Confraria Vinho SIM [Outubro/2012]: Degustando uma lenda!

Publicado por Blog Vinho SIM em 12.11.12 com Sem comentários

Depois de muita pesquisa, bate-papo com amigos, reuniões com empórios, lojas, importadoras, produtores nacionais e tudo o mais, finalmente saiu do papel a Confraria Vinho SIM (CVS), única em seu estilo na região do ABC.

É claro que a CVS tem como objetivo principal reunir um grupo de enófilos para trocar ideias e estudar sobre vinhos, mas essa confraria é diferente pois tem outro grande objetivo: a harmonização com pratos artesanais.

Depois de fazermos um teste em setembro, voltamos com tudo em outubro para degustar uma verdadeira lenda, o Ventisquero Heru 2010, que foi muito bem harmonizado com uma bela pasta artesanal do Empório D’vino, acompanhada por um molho que, em breve, certamente tornar-se-á também uma lenda aqui em Santo André.

Começamos a noite provando dois brancos descompromissados com a complexidade, mas muito compromissados com o prazer: o Mitto Moscato Jovem 2012 e o Ventisquero Yelcho Sauvignon Blanc 2011.

O Mitto Moscato, como o nome diz, é um vinho jovem, bastante aromático - onde se destacam flores brancas, limão siciliano e maçã verde – e com ótimo frescor na boca. Ótima pedida para acompanhar saladas de folhas.
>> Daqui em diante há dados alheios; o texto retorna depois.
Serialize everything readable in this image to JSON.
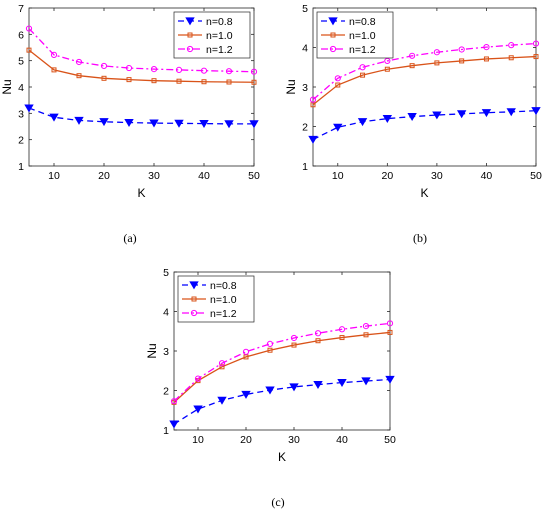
{
  "chart_data": [
    {
      "type": "line",
      "caption": "(a)",
      "xlabel": "K",
      "ylabel": "Nu",
      "xlim": [
        5,
        50
      ],
      "ylim": [
        1,
        7
      ],
      "xticks": [
        10,
        20,
        30,
        40,
        50
      ],
      "yticks": [
        1,
        2,
        3,
        4,
        5,
        6,
        7
      ],
      "legend": "top-right",
      "grid": false,
      "x": [
        5,
        10,
        15,
        20,
        25,
        30,
        35,
        40,
        45,
        50
      ],
      "series": [
        {
          "name": "n=0.8",
          "color": "#0000ff",
          "marker": "triangle-down",
          "line": "dashed",
          "values": [
            3.2,
            2.85,
            2.73,
            2.68,
            2.65,
            2.63,
            2.62,
            2.61,
            2.6,
            2.6
          ]
        },
        {
          "name": "n=1.0",
          "color": "#d95319",
          "marker": "square",
          "line": "solid",
          "values": [
            5.4,
            4.65,
            4.43,
            4.33,
            4.28,
            4.24,
            4.22,
            4.2,
            4.19,
            4.18
          ]
        },
        {
          "name": "n=1.2",
          "color": "#ff00ff",
          "marker": "circle",
          "line": "dashdot",
          "values": [
            6.22,
            5.22,
            4.95,
            4.8,
            4.72,
            4.68,
            4.65,
            4.62,
            4.6,
            4.58
          ]
        }
      ]
    },
    {
      "type": "line",
      "caption": "(b)",
      "xlabel": "K",
      "ylabel": "Nu",
      "xlim": [
        5,
        50
      ],
      "ylim": [
        1,
        5
      ],
      "xticks": [
        10,
        20,
        30,
        40,
        50
      ],
      "yticks": [
        1,
        2,
        3,
        4,
        5
      ],
      "legend": "top-left",
      "grid": false,
      "x": [
        5,
        10,
        15,
        20,
        25,
        30,
        35,
        40,
        45,
        50
      ],
      "series": [
        {
          "name": "n=0.8",
          "color": "#0000ff",
          "marker": "triangle-down",
          "line": "dashed",
          "values": [
            1.67,
            1.98,
            2.12,
            2.2,
            2.25,
            2.29,
            2.32,
            2.35,
            2.37,
            2.4
          ]
        },
        {
          "name": "n=1.0",
          "color": "#d95319",
          "marker": "square",
          "line": "solid",
          "values": [
            2.55,
            3.05,
            3.3,
            3.45,
            3.54,
            3.61,
            3.66,
            3.71,
            3.74,
            3.77
          ]
        },
        {
          "name": "n=1.2",
          "color": "#ff00ff",
          "marker": "circle",
          "line": "dashdot",
          "values": [
            2.68,
            3.22,
            3.5,
            3.66,
            3.79,
            3.88,
            3.95,
            4.01,
            4.06,
            4.1
          ]
        }
      ]
    },
    {
      "type": "line",
      "caption": "(c)",
      "xlabel": "K",
      "ylabel": "Nu",
      "xlim": [
        5,
        50
      ],
      "ylim": [
        1,
        5
      ],
      "xticks": [
        10,
        20,
        30,
        40,
        50
      ],
      "yticks": [
        1,
        2,
        3,
        4,
        5
      ],
      "legend": "top-left",
      "grid": false,
      "x": [
        5,
        10,
        15,
        20,
        25,
        30,
        35,
        40,
        45,
        50
      ],
      "series": [
        {
          "name": "n=0.8",
          "color": "#0000ff",
          "marker": "triangle-down",
          "line": "dashed",
          "values": [
            1.15,
            1.53,
            1.75,
            1.9,
            2.01,
            2.09,
            2.15,
            2.2,
            2.24,
            2.28
          ]
        },
        {
          "name": "n=1.0",
          "color": "#d95319",
          "marker": "square",
          "line": "solid",
          "values": [
            1.7,
            2.25,
            2.6,
            2.85,
            3.02,
            3.15,
            3.26,
            3.34,
            3.41,
            3.47
          ]
        },
        {
          "name": "n=1.2",
          "color": "#ff00ff",
          "marker": "circle",
          "line": "dashdot",
          "values": [
            1.73,
            2.3,
            2.69,
            2.98,
            3.18,
            3.33,
            3.45,
            3.55,
            3.63,
            3.7
          ]
        }
      ]
    }
  ]
}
O Yelcho SB 2011 já é um vinho um pouco mais marcante. As frutas cítricas se destacam no aroma e vêm acompanhadas por notas de frutas tropicais, de pimentão verde e pimenta fresca. O paladar confirma frutas cítricas e tropicais, tem ótima acidez, certa untuosidade e algumas notas minerais, o que torna o vinho bastante interessante, principalmente levando-se em conta sua faixa de preço por volta dos R$ 30,00.
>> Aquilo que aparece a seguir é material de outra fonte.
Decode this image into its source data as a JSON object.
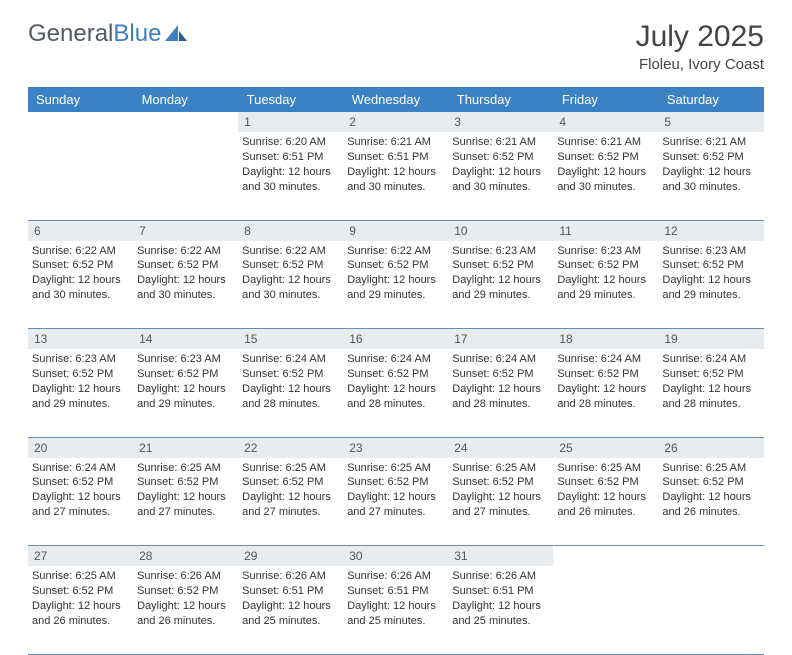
{
  "logo": {
    "text1": "General",
    "text2": "Blue"
  },
  "title": {
    "month": "July 2025",
    "location": "Floleu, Ivory Coast"
  },
  "colors": {
    "header_bg": "#3b82c4",
    "daynum_bg": "#e9ecef",
    "border": "#6a8caf",
    "logo_gray": "#545b62",
    "logo_blue": "#3b7fc4"
  },
  "dayNames": [
    "Sunday",
    "Monday",
    "Tuesday",
    "Wednesday",
    "Thursday",
    "Friday",
    "Saturday"
  ],
  "weeks": [
    [
      {
        "num": "",
        "lines": []
      },
      {
        "num": "",
        "lines": []
      },
      {
        "num": "1",
        "lines": [
          "Sunrise: 6:20 AM",
          "Sunset: 6:51 PM",
          "Daylight: 12 hours",
          "and 30 minutes."
        ]
      },
      {
        "num": "2",
        "lines": [
          "Sunrise: 6:21 AM",
          "Sunset: 6:51 PM",
          "Daylight: 12 hours",
          "and 30 minutes."
        ]
      },
      {
        "num": "3",
        "lines": [
          "Sunrise: 6:21 AM",
          "Sunset: 6:52 PM",
          "Daylight: 12 hours",
          "and 30 minutes."
        ]
      },
      {
        "num": "4",
        "lines": [
          "Sunrise: 6:21 AM",
          "Sunset: 6:52 PM",
          "Daylight: 12 hours",
          "and 30 minutes."
        ]
      },
      {
        "num": "5",
        "lines": [
          "Sunrise: 6:21 AM",
          "Sunset: 6:52 PM",
          "Daylight: 12 hours",
          "and 30 minutes."
        ]
      }
    ],
    [
      {
        "num": "6",
        "lines": [
          "Sunrise: 6:22 AM",
          "Sunset: 6:52 PM",
          "Daylight: 12 hours",
          "and 30 minutes."
        ]
      },
      {
        "num": "7",
        "lines": [
          "Sunrise: 6:22 AM",
          "Sunset: 6:52 PM",
          "Daylight: 12 hours",
          "and 30 minutes."
        ]
      },
      {
        "num": "8",
        "lines": [
          "Sunrise: 6:22 AM",
          "Sunset: 6:52 PM",
          "Daylight: 12 hours",
          "and 30 minutes."
        ]
      },
      {
        "num": "9",
        "lines": [
          "Sunrise: 6:22 AM",
          "Sunset: 6:52 PM",
          "Daylight: 12 hours",
          "and 29 minutes."
        ]
      },
      {
        "num": "10",
        "lines": [
          "Sunrise: 6:23 AM",
          "Sunset: 6:52 PM",
          "Daylight: 12 hours",
          "and 29 minutes."
        ]
      },
      {
        "num": "11",
        "lines": [
          "Sunrise: 6:23 AM",
          "Sunset: 6:52 PM",
          "Daylight: 12 hours",
          "and 29 minutes."
        ]
      },
      {
        "num": "12",
        "lines": [
          "Sunrise: 6:23 AM",
          "Sunset: 6:52 PM",
          "Daylight: 12 hours",
          "and 29 minutes."
        ]
      }
    ],
    [
      {
        "num": "13",
        "lines": [
          "Sunrise: 6:23 AM",
          "Sunset: 6:52 PM",
          "Daylight: 12 hours",
          "and 29 minutes."
        ]
      },
      {
        "num": "14",
        "lines": [
          "Sunrise: 6:23 AM",
          "Sunset: 6:52 PM",
          "Daylight: 12 hours",
          "and 29 minutes."
        ]
      },
      {
        "num": "15",
        "lines": [
          "Sunrise: 6:24 AM",
          "Sunset: 6:52 PM",
          "Daylight: 12 hours",
          "and 28 minutes."
        ]
      },
      {
        "num": "16",
        "lines": [
          "Sunrise: 6:24 AM",
          "Sunset: 6:52 PM",
          "Daylight: 12 hours",
          "and 28 minutes."
        ]
      },
      {
        "num": "17",
        "lines": [
          "Sunrise: 6:24 AM",
          "Sunset: 6:52 PM",
          "Daylight: 12 hours",
          "and 28 minutes."
        ]
      },
      {
        "num": "18",
        "lines": [
          "Sunrise: 6:24 AM",
          "Sunset: 6:52 PM",
          "Daylight: 12 hours",
          "and 28 minutes."
        ]
      },
      {
        "num": "19",
        "lines": [
          "Sunrise: 6:24 AM",
          "Sunset: 6:52 PM",
          "Daylight: 12 hours",
          "and 28 minutes."
        ]
      }
    ],
    [
      {
        "num": "20",
        "lines": [
          "Sunrise: 6:24 AM",
          "Sunset: 6:52 PM",
          "Daylight: 12 hours",
          "and 27 minutes."
        ]
      },
      {
        "num": "21",
        "lines": [
          "Sunrise: 6:25 AM",
          "Sunset: 6:52 PM",
          "Daylight: 12 hours",
          "and 27 minutes."
        ]
      },
      {
        "num": "22",
        "lines": [
          "Sunrise: 6:25 AM",
          "Sunset: 6:52 PM",
          "Daylight: 12 hours",
          "and 27 minutes."
        ]
      },
      {
        "num": "23",
        "lines": [
          "Sunrise: 6:25 AM",
          "Sunset: 6:52 PM",
          "Daylight: 12 hours",
          "and 27 minutes."
        ]
      },
      {
        "num": "24",
        "lines": [
          "Sunrise: 6:25 AM",
          "Sunset: 6:52 PM",
          "Daylight: 12 hours",
          "and 27 minutes."
        ]
      },
      {
        "num": "25",
        "lines": [
          "Sunrise: 6:25 AM",
          "Sunset: 6:52 PM",
          "Daylight: 12 hours",
          "and 26 minutes."
        ]
      },
      {
        "num": "26",
        "lines": [
          "Sunrise: 6:25 AM",
          "Sunset: 6:52 PM",
          "Daylight: 12 hours",
          "and 26 minutes."
        ]
      }
    ],
    [
      {
        "num": "27",
        "lines": [
          "Sunrise: 6:25 AM",
          "Sunset: 6:52 PM",
          "Daylight: 12 hours",
          "and 26 minutes."
        ]
      },
      {
        "num": "28",
        "lines": [
          "Sunrise: 6:26 AM",
          "Sunset: 6:52 PM",
          "Daylight: 12 hours",
          "and 26 minutes."
        ]
      },
      {
        "num": "29",
        "lines": [
          "Sunrise: 6:26 AM",
          "Sunset: 6:51 PM",
          "Daylight: 12 hours",
          "and 25 minutes."
        ]
      },
      {
        "num": "30",
        "lines": [
          "Sunrise: 6:26 AM",
          "Sunset: 6:51 PM",
          "Daylight: 12 hours",
          "and 25 minutes."
        ]
      },
      {
        "num": "31",
        "lines": [
          "Sunrise: 6:26 AM",
          "Sunset: 6:51 PM",
          "Daylight: 12 hours",
          "and 25 minutes."
        ]
      },
      {
        "num": "",
        "lines": []
      },
      {
        "num": "",
        "lines": []
      }
    ]
  ]
}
Ambos foram escoltados por uma cestinha de pães acompanhada por um antepasto de berinjela e uma clássica sardela, ambos muito bons.

Após esse passeio pelos brancos já estávamos aptos a escolher nossas pastas artesanais do Empório D’Vino, já que, em princípio, o molho já estava definido: o fantástico limão siciliano com presunto parma.

Pastas eleitas, escolhemos o sempre correto Montes Selection Pinot Noir para preparar as papilas para um grande Pinot Noir que viria pela frente: o Ventisquero Herú 2010, a grande estrela da noite!

O site da Ventisquero traz uma historinha interessante sobre o nome do vinho, sob o título “A partir de nossa imaginação para as mesas do mundo”: Heru é o testemunho de uma lenda que fala de um lugar chamado Casablanca, protegido por duendes mágicos sob o olhar de seu líder de boné vermelho, e onde todo feitiço é possível”. Sabores incomparáveis ​​atingem seu esplendor no terceiro mês do ano, momento em que a Pinot Noir do lote 34 é extraída utilizando todos os cuidados que devem ter os frutos de um feitiço”.


Tudo meio bobinho, mas interessante a forma como a vinícola trata uma das suas estrelas.

Vamos à lenda:

A coloração vermelho rubi médio com tons violáceos não lembra em nada os clássicos Pinot Noirs da Borgonha, mas sim os vinhos mais tinturados típicos da América do Sul. Já no nariz, os aromas de morangos e framboesas maduras, acompanhados de cerejas em calda se aproximaram mais do estilo dos bons Pinot Noir, mas as notas de baunilha e côco, apesar de serem bem agradáveis, me tiraram um pouco do prazer que é degustar um PN. No paladar também mostrou-se bem agradável, com boa fruta - uma mescla de vermelhas maduras -, acidez correta, uma presença discreta de taninos e uma certa mineralidade. O Herú 2010 passou 14 meses em barricas de carvalho francesas, sendo 35% novas, 35% de segundo uso e 30% de terceiro uso e, apesar de ser muito bem integrada, a presença da madeira me desagrada um pouco nos Pinot Noirs.

O raviolone de espinafre com molho de limão siciliano e presunto Parma foi uma harmonização sensacional para o Herú 2010.

"Moral da história": o Herú 2010 é um vinho extremamente saboroso, de qualidade indiscutível e, dentro desse perfil Pinot Noir com passagem por barricas, é certamente um dos melhores do Chile, porém, como já mencionei em outras ocasiões, este tipo de Pinot Noir não preenche minhas expectativas de degustar um vinho produzido com esta casta tão delicada. Continuo preferindo o estilo Borgonha de produzir a partir de Pinot Noir!

R$ 180,00 (Cantu) | Álcool 14%

Avaliação VINHO SIM: ÓTIMO / Relação QUALIDADE-PREÇO: BOA.